Ian .. one person's "no problem" is another person's nightmare. He wants to make big precise prints. That's a game changer in required technique.
A glass carrier is necessary for a horizontal 4"x5" enlarger when a negative needs to be flattened to eliminate a warp, curl or bent. This is more noticeable when dealing with half [single] frame negatives and panorama negatives.
I am not familiar with the Beseler Negaflat, but will it work with 35mm film and 16mm film?
Five minutes is a LONG time. You're into serious recip failure territory, with the dog endlessly chasing its own tail. A true mural colorhead
would punch it in mere seconds, maybe too fast. But I have a custom industrial coldlight for 8x10 that would probably do it within 30 sec.
LED is still an adolescent option - a great concept, but still tentative in terms of track record. Serious enlarger like the true industrial Durst
models were made to accept many different options in terms of light sources, as well as take a wide range of carrier. There were also various aftermarket options made by others for them, due to their standardization. Or some of us with a bit of shop experience make our own custom gear. In this respect, 8x10 is a better option than 4x5 not only because of the greater amount of detail it will hold, but because it doesn't require as much magnification. But you need to think Durst or Devere if you want something already on the map. And no, that
Rodagon G isn't usable at f/5.6 except for general center focus. It needs to be two stops further down for edge to edge optimization.

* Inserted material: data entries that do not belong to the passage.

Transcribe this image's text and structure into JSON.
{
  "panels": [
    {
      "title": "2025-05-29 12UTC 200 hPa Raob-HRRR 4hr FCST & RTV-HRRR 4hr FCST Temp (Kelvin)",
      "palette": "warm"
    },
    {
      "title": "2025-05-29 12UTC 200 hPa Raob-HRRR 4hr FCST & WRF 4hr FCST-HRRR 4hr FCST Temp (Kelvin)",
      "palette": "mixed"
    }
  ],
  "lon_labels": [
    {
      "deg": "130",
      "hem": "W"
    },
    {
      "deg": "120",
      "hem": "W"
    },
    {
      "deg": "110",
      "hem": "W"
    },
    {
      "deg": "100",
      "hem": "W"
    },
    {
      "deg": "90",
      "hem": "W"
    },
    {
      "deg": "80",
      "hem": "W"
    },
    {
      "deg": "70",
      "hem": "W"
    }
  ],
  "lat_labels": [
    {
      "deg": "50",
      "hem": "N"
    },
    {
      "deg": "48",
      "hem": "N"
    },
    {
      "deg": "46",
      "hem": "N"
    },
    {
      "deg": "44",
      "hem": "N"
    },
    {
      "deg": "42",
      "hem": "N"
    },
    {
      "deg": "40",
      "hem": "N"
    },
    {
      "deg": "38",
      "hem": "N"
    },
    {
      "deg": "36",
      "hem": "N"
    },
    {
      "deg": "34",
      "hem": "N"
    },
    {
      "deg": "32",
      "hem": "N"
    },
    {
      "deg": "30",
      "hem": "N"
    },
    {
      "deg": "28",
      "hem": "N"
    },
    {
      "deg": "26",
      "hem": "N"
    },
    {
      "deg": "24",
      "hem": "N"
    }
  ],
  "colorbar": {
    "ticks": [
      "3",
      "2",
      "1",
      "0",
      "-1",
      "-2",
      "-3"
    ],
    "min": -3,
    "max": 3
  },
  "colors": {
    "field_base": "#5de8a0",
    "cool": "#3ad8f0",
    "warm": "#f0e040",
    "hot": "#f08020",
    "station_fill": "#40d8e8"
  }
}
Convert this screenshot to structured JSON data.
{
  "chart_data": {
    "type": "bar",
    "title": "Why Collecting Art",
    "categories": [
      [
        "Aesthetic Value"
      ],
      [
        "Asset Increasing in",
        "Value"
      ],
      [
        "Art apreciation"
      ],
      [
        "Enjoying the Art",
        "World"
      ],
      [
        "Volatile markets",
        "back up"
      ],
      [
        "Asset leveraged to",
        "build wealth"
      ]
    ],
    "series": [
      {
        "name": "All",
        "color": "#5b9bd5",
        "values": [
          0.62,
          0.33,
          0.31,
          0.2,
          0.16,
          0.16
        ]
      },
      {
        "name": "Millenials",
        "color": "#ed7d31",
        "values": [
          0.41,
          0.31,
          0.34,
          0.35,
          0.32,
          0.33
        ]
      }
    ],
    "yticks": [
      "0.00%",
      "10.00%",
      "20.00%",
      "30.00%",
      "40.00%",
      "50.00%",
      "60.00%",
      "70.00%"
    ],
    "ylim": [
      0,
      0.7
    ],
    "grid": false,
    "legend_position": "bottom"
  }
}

With 8x10 film you'd have to be down past f/32 to have a serious problem with diffraction. A bigger problem will be just coming up with the
shots themselves that hold up to this scale. Lots of people want to make big prints but don't recognize all the logistical hurdles involved. Sure, there used to be franchises which had almost a big silo or tower alongside the building, which would take any neg from anyone and make an inexpensive mural for them. Garbage in/garbage out. A billboard company can do that. But doing precise large work is in a different league. One of the factors I failed to mention in the glass versus glassless debate is that sheet films differ one from another in stiffness. Some of the classic "thick emulsion" films were fairly stiff. Today not all are; and with color sheet film, the acetate based films are downright flimsy compared to polyester base products. I have no personal interest in big just for the sake of big. Nowadays that is more easily accomplished via inkjet anyway. But no matter what you do, at over 20X magnification nothing is going to look crisp close up.